The New York Times, citing a Brazilian political expert, noted another potential reason the Bolsonaro administration may have opened bidding to Huawei: President Joe Biden’s bizarre attacks against the country while he was a presidential candidate, particularly a threat to destroy the Brazilian economy issued during a debate against his predecessor Donald Trump.

“The election of President Biden, who has harshly criticized Brazil’s environmental record, made the Brazilian government unenthusiastic about being in lock step with Washington,” the New York Times reported citing political risk consultant Thiago de Aragão.

De Aragão appeared to be referencing Biden’s comments during a debate with Trump in September in which he threatened the unilateral destruction of Brazil’s economy in response to a question on climate change policy.

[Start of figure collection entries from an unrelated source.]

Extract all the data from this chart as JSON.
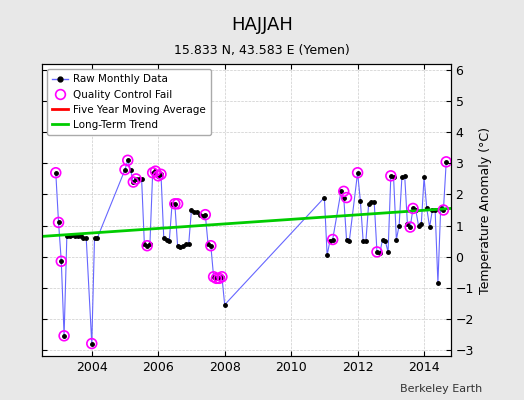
{
  "title": "HAJJAH",
  "subtitle": "15.833 N, 43.583 E (Yemen)",
  "ylabel": "Temperature Anomaly (°C)",
  "credit": "Berkeley Earth",
  "ylim": [
    -3.2,
    6.2
  ],
  "xlim": [
    2002.5,
    2014.8
  ],
  "xticks": [
    2004,
    2006,
    2008,
    2010,
    2012,
    2014
  ],
  "yticks": [
    -3,
    -2,
    -1,
    0,
    1,
    2,
    3,
    4,
    5,
    6
  ],
  "bg_color": "#e8e8e8",
  "plot_bg_color": "#ffffff",
  "raw_x": [
    2002.917,
    2003.0,
    2003.083,
    2003.167,
    2003.25,
    2003.333,
    2003.417,
    2003.5,
    2003.583,
    2003.667,
    2003.75,
    2003.833,
    2004.0,
    2004.083,
    2004.167,
    2005.0,
    2005.083,
    2005.167,
    2005.25,
    2005.333,
    2005.417,
    2005.5,
    2005.583,
    2005.667,
    2005.75,
    2005.833,
    2005.917,
    2006.0,
    2006.083,
    2006.167,
    2006.25,
    2006.333,
    2006.417,
    2006.5,
    2006.583,
    2006.667,
    2006.75,
    2006.833,
    2006.917,
    2007.0,
    2007.083,
    2007.167,
    2007.25,
    2007.333,
    2007.417,
    2007.5,
    2007.583,
    2007.667,
    2007.75,
    2007.833,
    2007.917,
    2008.0,
    2011.0,
    2011.083,
    2011.167,
    2011.25,
    2011.5,
    2011.583,
    2011.667,
    2011.75,
    2012.0,
    2012.083,
    2012.167,
    2012.25,
    2012.333,
    2012.417,
    2012.5,
    2012.583,
    2012.667,
    2012.75,
    2012.833,
    2012.917,
    2013.0,
    2013.083,
    2013.167,
    2013.25,
    2013.333,
    2013.417,
    2013.5,
    2013.583,
    2013.667,
    2013.75,
    2013.833,
    2013.917,
    2014.0,
    2014.083,
    2014.167,
    2014.25,
    2014.333,
    2014.417,
    2014.5,
    2014.583,
    2014.667
  ],
  "raw_y": [
    2.7,
    1.1,
    -0.15,
    -2.55,
    0.65,
    0.65,
    0.7,
    0.65,
    0.65,
    0.65,
    0.6,
    0.6,
    -2.8,
    0.6,
    0.6,
    2.8,
    3.1,
    2.8,
    2.4,
    2.5,
    2.5,
    2.5,
    0.4,
    0.35,
    0.4,
    2.7,
    2.75,
    2.6,
    2.65,
    0.6,
    0.55,
    0.5,
    1.7,
    1.7,
    0.35,
    0.3,
    0.35,
    0.4,
    0.4,
    1.5,
    1.45,
    1.45,
    1.35,
    1.3,
    1.35,
    0.4,
    0.35,
    -0.65,
    -0.7,
    -0.7,
    -0.65,
    -1.55,
    1.9,
    0.05,
    0.5,
    0.55,
    2.1,
    1.9,
    0.55,
    0.5,
    2.7,
    1.8,
    0.5,
    0.5,
    1.7,
    1.75,
    1.75,
    0.15,
    0.1,
    0.55,
    0.5,
    0.15,
    2.6,
    2.55,
    0.55,
    1.0,
    2.55,
    2.6,
    1.05,
    0.95,
    1.55,
    1.5,
    1.0,
    1.05,
    2.55,
    1.55,
    0.95,
    1.5,
    1.5,
    -0.85,
    1.55,
    1.5,
    3.05
  ],
  "qc_fail_x": [
    2002.917,
    2003.0,
    2003.083,
    2003.167,
    2004.0,
    2005.0,
    2005.083,
    2005.25,
    2005.333,
    2005.667,
    2005.833,
    2005.917,
    2006.0,
    2006.083,
    2006.5,
    2006.583,
    2007.417,
    2007.583,
    2007.667,
    2007.75,
    2007.833,
    2007.917,
    2011.25,
    2011.583,
    2011.667,
    2012.0,
    2012.583,
    2013.0,
    2013.583,
    2013.667,
    2014.583,
    2014.667
  ],
  "qc_fail_y": [
    2.7,
    1.1,
    -0.15,
    -2.55,
    -2.8,
    2.8,
    3.1,
    2.4,
    2.5,
    0.35,
    2.7,
    2.75,
    2.6,
    2.65,
    1.7,
    1.7,
    1.35,
    0.35,
    -0.65,
    -0.7,
    -0.7,
    -0.65,
    0.55,
    2.1,
    1.9,
    2.7,
    0.15,
    2.6,
    0.95,
    1.55,
    1.5,
    3.05
  ],
  "trend_x": [
    2002.5,
    2014.8
  ],
  "trend_y": [
    0.65,
    1.55
  ],
  "ma_color": "#ff0000",
  "trend_color": "#00cc00",
  "raw_line_color": "#6666ff",
  "raw_marker_color": "#000000",
  "qc_marker_color": "#ff00ff"
}
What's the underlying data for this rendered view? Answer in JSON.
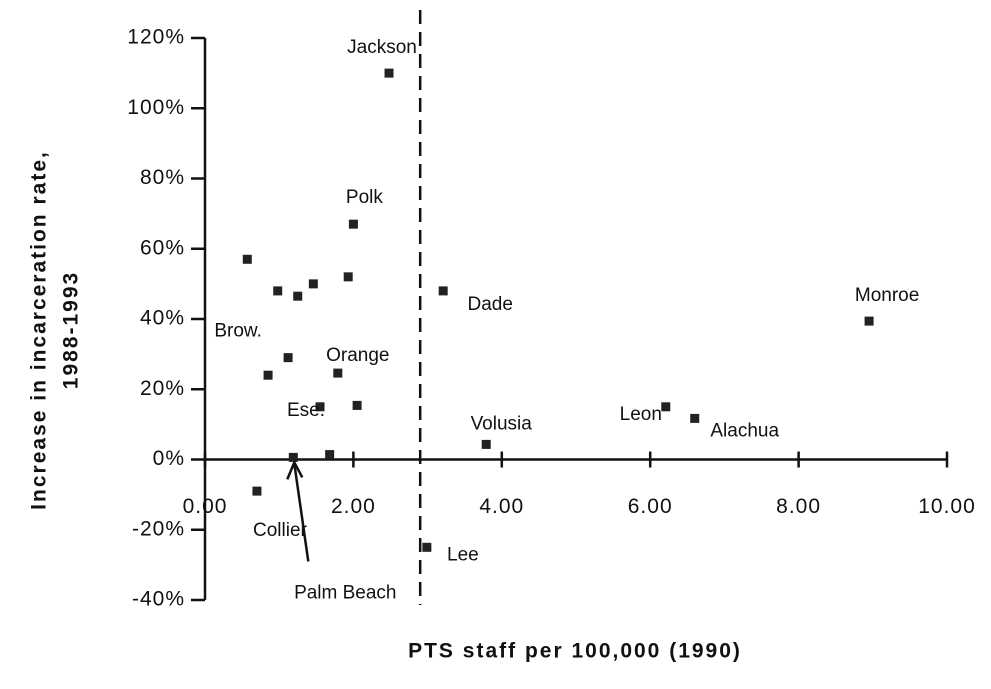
{
  "chart_data": {
    "type": "scatter",
    "xlabel": "PTS staff per 100,000 (1990)",
    "ylabel": [
      "Increase in incarceration rate,",
      "1988-1993"
    ],
    "x": [
      2.48,
      2.0,
      0.57,
      0.98,
      1.25,
      1.46,
      1.93,
      3.21,
      8.95,
      1.12,
      0.85,
      1.79,
      1.55,
      2.05,
      3.79,
      6.21,
      6.6,
      1.19,
      1.68,
      0.7,
      2.99
    ],
    "values": [
      110,
      67,
      57,
      48,
      46.5,
      50,
      52,
      48,
      39.4,
      29,
      24,
      24.6,
      15,
      15.4,
      4.3,
      15,
      11.7,
      0.6,
      1.4,
      -9,
      -25
    ],
    "labels": [
      "Jackson",
      "Polk",
      null,
      null,
      null,
      null,
      null,
      "Dade",
      "Monroe",
      "Brow.",
      null,
      "Orange",
      "Ese.",
      null,
      "Volusia",
      "Leon",
      "Alachua",
      "Palm Beach",
      null,
      "Collier",
      "Lee"
    ],
    "color": "#222222",
    "reference_line_x": 2.9,
    "xlim": [
      0,
      10
    ],
    "ylim": [
      -40,
      120
    ],
    "xticks": [
      {
        "value": 0,
        "label": "0.00"
      },
      {
        "value": 2,
        "label": "2.00"
      },
      {
        "value": 4,
        "label": "4.00"
      },
      {
        "value": 6,
        "label": "6.00"
      },
      {
        "value": 8,
        "label": "8.00"
      },
      {
        "value": 10,
        "label": "10.00"
      }
    ],
    "yticks": [
      {
        "value": -40,
        "label": "-40%"
      },
      {
        "value": -20,
        "label": "-20%"
      },
      {
        "value": 0,
        "label": "0%"
      },
      {
        "value": 20,
        "label": "20%"
      },
      {
        "value": 40,
        "label": "40%"
      },
      {
        "value": 60,
        "label": "60%"
      },
      {
        "value": 80,
        "label": "80%"
      },
      {
        "value": 100,
        "label": "100%"
      },
      {
        "value": 120,
        "label": "120%"
      }
    ]
  }
}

The debate featured no foreign policy questions and the moderator had not mentioned Brazil.

“Brazil, the rainforests of Brazil are being torn down, are being ripped down. More carbon is absorbed in that rainforest than every bit of carbon that’s emitted in the United States,” Biden asserted abruptly. “Instead of doing something about that, I would be gathering up and making sure we had the countries of the world coming up with $20 billion, and say, ‘Here’s $20 billion. Stop, stop tearing down the forest. And if you don’t, then you’re going to have significant economic consequences.'”

Biden appeared to be referencing a global left-wing campaign blaming Bolsonaro for allegedly out-of-control fires in the Amazon Rainforest propelled in part by a false post from French President Emmanuel Macron on Twitter using a photo from at least 2003. Bolsonaro has been president of Brazil since 2018.

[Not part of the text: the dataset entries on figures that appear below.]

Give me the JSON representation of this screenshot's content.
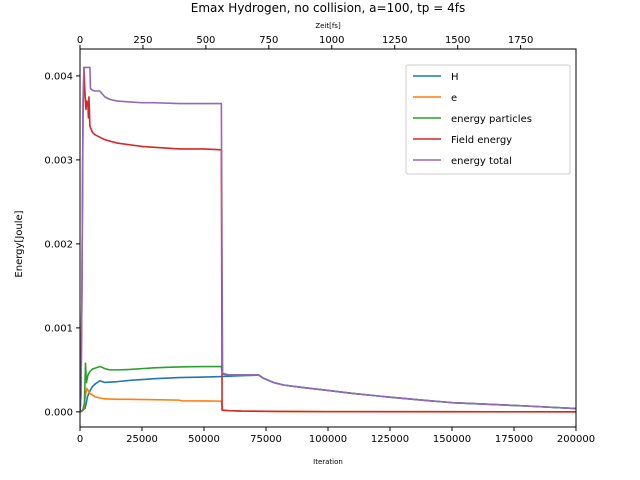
{
  "chart_data": {
    "type": "line",
    "title": "Emax Hydrogen, no collision, a=100, tp = 4fs",
    "xlabel": "Iteration",
    "x2label": "Zeit[fs]",
    "ylabel": "Energy[Joule]",
    "xlim": [
      0,
      200000
    ],
    "x2lim": [
      0,
      1970
    ],
    "ylim": [
      -0.00018,
      0.00432
    ],
    "xticks": [
      0,
      25000,
      50000,
      75000,
      100000,
      125000,
      150000,
      175000,
      200000
    ],
    "xtick_labels": [
      "0",
      "25000",
      "50000",
      "75000",
      "100000",
      "125000",
      "150000",
      "175000",
      "200000"
    ],
    "x2ticks": [
      0,
      250,
      500,
      750,
      1000,
      1250,
      1500,
      1750
    ],
    "x2tick_labels": [
      "0",
      "250",
      "500",
      "750",
      "1000",
      "1250",
      "1500",
      "1750"
    ],
    "yticks": [
      0.0,
      0.001,
      0.002,
      0.003,
      0.004
    ],
    "ytick_labels": [
      "0.000",
      "0.001",
      "0.002",
      "0.003",
      "0.004"
    ],
    "grid": false,
    "legend_position": "top-right",
    "series": [
      {
        "name": "H",
        "color": "#1f77b4",
        "points": [
          [
            0,
            0
          ],
          [
            500,
            1e-05
          ],
          [
            1200,
            2e-05
          ],
          [
            2000,
            4e-05
          ],
          [
            2500,
            0.0001
          ],
          [
            3000,
            0.00018
          ],
          [
            4000,
            0.00025
          ],
          [
            5000,
            0.0003
          ],
          [
            6000,
            0.00033
          ],
          [
            7000,
            0.00035
          ],
          [
            8000,
            0.00037
          ],
          [
            10000,
            0.00035
          ],
          [
            15000,
            0.00036
          ],
          [
            20000,
            0.000375
          ],
          [
            25000,
            0.000385
          ],
          [
            30000,
            0.000395
          ],
          [
            40000,
            0.000408
          ],
          [
            50000,
            0.000415
          ],
          [
            57000,
            0.00042
          ],
          [
            60000,
            0.000425
          ],
          [
            65000,
            0.00043
          ],
          [
            70000,
            0.000435
          ],
          [
            72000,
            0.000438
          ],
          [
            74000,
            0.0004
          ],
          [
            78000,
            0.00035
          ],
          [
            82000,
            0.00032
          ],
          [
            90000,
            0.00029
          ],
          [
            100000,
            0.000255
          ],
          [
            110000,
            0.00022
          ],
          [
            125000,
            0.000175
          ],
          [
            140000,
            0.000135
          ],
          [
            150000,
            0.00011
          ],
          [
            165000,
            9e-05
          ],
          [
            180000,
            7e-05
          ],
          [
            200000,
            4e-05
          ]
        ]
      },
      {
        "name": "e",
        "color": "#ff7f0e",
        "points": [
          [
            0,
            0
          ],
          [
            800,
            1e-05
          ],
          [
            1500,
            3e-05
          ],
          [
            2200,
            0.0002
          ],
          [
            2800,
            0.00028
          ],
          [
            3200,
            0.00026
          ],
          [
            4000,
            0.00022
          ],
          [
            5000,
            0.0002
          ],
          [
            6000,
            0.00018
          ],
          [
            8000,
            0.000165
          ],
          [
            10000,
            0.000155
          ],
          [
            15000,
            0.00015
          ],
          [
            20000,
            0.00015
          ],
          [
            30000,
            0.000145
          ],
          [
            40000,
            0.00014
          ],
          [
            41000,
            0.000132
          ],
          [
            50000,
            0.00013
          ],
          [
            57000,
            0.000128
          ],
          [
            57500,
            2e-05
          ],
          [
            60000,
            1.5e-05
          ],
          [
            65000,
            1e-05
          ],
          [
            80000,
            5e-06
          ],
          [
            100000,
            3e-06
          ],
          [
            150000,
            1e-06
          ],
          [
            200000,
            1e-06
          ]
        ]
      },
      {
        "name": "energy particles",
        "color": "#2ca02c",
        "points": [
          [
            0,
            0
          ],
          [
            1000,
            1e-05
          ],
          [
            1800,
            0.0001
          ],
          [
            2200,
            0.00058
          ],
          [
            2600,
            0.00035
          ],
          [
            3200,
            0.00044
          ],
          [
            4000,
            0.00048
          ],
          [
            5000,
            0.00051
          ],
          [
            6000,
            0.00052
          ],
          [
            7000,
            0.00053
          ],
          [
            8000,
            0.00054
          ],
          [
            9000,
            0.00053
          ],
          [
            10000,
            0.000515
          ],
          [
            12000,
            0.0005
          ],
          [
            15000,
            0.0005
          ],
          [
            20000,
            0.000505
          ],
          [
            25000,
            0.000515
          ],
          [
            30000,
            0.000525
          ],
          [
            35000,
            0.00053
          ],
          [
            40000,
            0.000535
          ],
          [
            45000,
            0.000538
          ],
          [
            50000,
            0.00054
          ],
          [
            57000,
            0.00054
          ],
          [
            57500,
            0.00045
          ],
          [
            60000,
            0.00044
          ],
          [
            65000,
            0.00044
          ],
          [
            70000,
            0.00044
          ],
          [
            72000,
            0.00044
          ],
          [
            74000,
            0.0004
          ],
          [
            78000,
            0.00035
          ],
          [
            82000,
            0.00032
          ],
          [
            90000,
            0.00029
          ],
          [
            100000,
            0.000255
          ],
          [
            110000,
            0.00022
          ],
          [
            125000,
            0.000175
          ],
          [
            140000,
            0.000135
          ],
          [
            150000,
            0.00011
          ],
          [
            165000,
            9e-05
          ],
          [
            180000,
            7e-05
          ],
          [
            200000,
            4e-05
          ]
        ]
      },
      {
        "name": "Field energy",
        "color": "#d62728",
        "points": [
          [
            0,
            0
          ],
          [
            400,
            0.0002
          ],
          [
            800,
            0.0015
          ],
          [
            1200,
            0.0035
          ],
          [
            1600,
            0.0041
          ],
          [
            2000,
            0.0038
          ],
          [
            2400,
            0.0036
          ],
          [
            2800,
            0.0037
          ],
          [
            3200,
            0.00365
          ],
          [
            3400,
            0.0035
          ],
          [
            3600,
            0.00375
          ],
          [
            4000,
            0.0034
          ],
          [
            5000,
            0.00333
          ],
          [
            6000,
            0.0033
          ],
          [
            8000,
            0.00327
          ],
          [
            10000,
            0.00324
          ],
          [
            15000,
            0.0032
          ],
          [
            20000,
            0.00318
          ],
          [
            25000,
            0.00316
          ],
          [
            30000,
            0.00315
          ],
          [
            40000,
            0.00313
          ],
          [
            50000,
            0.00313
          ],
          [
            57000,
            0.00312
          ],
          [
            57300,
            2e-05
          ],
          [
            60000,
            1.5e-05
          ],
          [
            65000,
            1e-05
          ],
          [
            80000,
            5e-06
          ],
          [
            100000,
            3e-06
          ],
          [
            150000,
            2e-06
          ],
          [
            200000,
            1e-06
          ]
        ]
      },
      {
        "name": "energy total",
        "color": "#9467bd",
        "points": [
          [
            0,
            0
          ],
          [
            400,
            0.0002
          ],
          [
            800,
            0.0015
          ],
          [
            1200,
            0.0037
          ],
          [
            1600,
            0.0041
          ],
          [
            2000,
            0.0041
          ],
          [
            3000,
            0.0041
          ],
          [
            4000,
            0.0041
          ],
          [
            4200,
            0.00385
          ],
          [
            5000,
            0.00383
          ],
          [
            6000,
            0.00382
          ],
          [
            8000,
            0.00382
          ],
          [
            10000,
            0.00375
          ],
          [
            12000,
            0.00372
          ],
          [
            15000,
            0.0037
          ],
          [
            20000,
            0.00369
          ],
          [
            25000,
            0.00368
          ],
          [
            30000,
            0.00368
          ],
          [
            40000,
            0.00367
          ],
          [
            50000,
            0.00367
          ],
          [
            57000,
            0.00367
          ],
          [
            57500,
            0.00046
          ],
          [
            60000,
            0.00044
          ],
          [
            65000,
            0.00044
          ],
          [
            70000,
            0.00044
          ],
          [
            72000,
            0.00044
          ],
          [
            74000,
            0.0004
          ],
          [
            78000,
            0.00035
          ],
          [
            82000,
            0.00032
          ],
          [
            90000,
            0.00029
          ],
          [
            100000,
            0.000255
          ],
          [
            110000,
            0.00022
          ],
          [
            125000,
            0.000175
          ],
          [
            140000,
            0.000135
          ],
          [
            150000,
            0.00011
          ],
          [
            165000,
            9e-05
          ],
          [
            180000,
            7e-05
          ],
          [
            200000,
            4e-05
          ]
        ]
      }
    ]
  }
}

Bolsonaro replied to Biden in a letter referring to him as a “coward” and saying his threats were “unnecessary” and “difficult to understand.” Bolsonaro subsequently threatened to declare war on the United States, asserting that, in light of Biden’s comments, “diplomacy alone is not enough.”

Upon his inauguration, Bolsonaro congratulated Biden and urged him to negotiate a free trade agreement with Brazil.

Brazil is planning to build one of the world’s largest 5G networks, making its bidding process among the most lucrative. Anatel, the telecommunications agency, announced the official rules for bidding in February. The auction is scheduled to begin in July and the winner will have to guarantee a functional 5G system in Brazil’s largest cities by July 31, 2022. The winner must guarantee they can also build 4G networks in every Brazilian municipality with over 600 people, 48,000 kilometers (about 30,000 miles) of high-speed internet wiring, and a private 5G communications network for federal government use only. The latter is the prerequisite Faria recently insisted Huawei could not meet, though none of the rules for bidding explicitly exclude Huawei – the overture the New York Times linked to the vaccine deals.

“Today, Huawei is not apt to participate in [the building of] the government’s private network,” Faria said on March 9, leaving the door open for Huawei to modify itself by the time bidding starts. “There are already several countries making private networks and Huawei has not entered any nation until now.”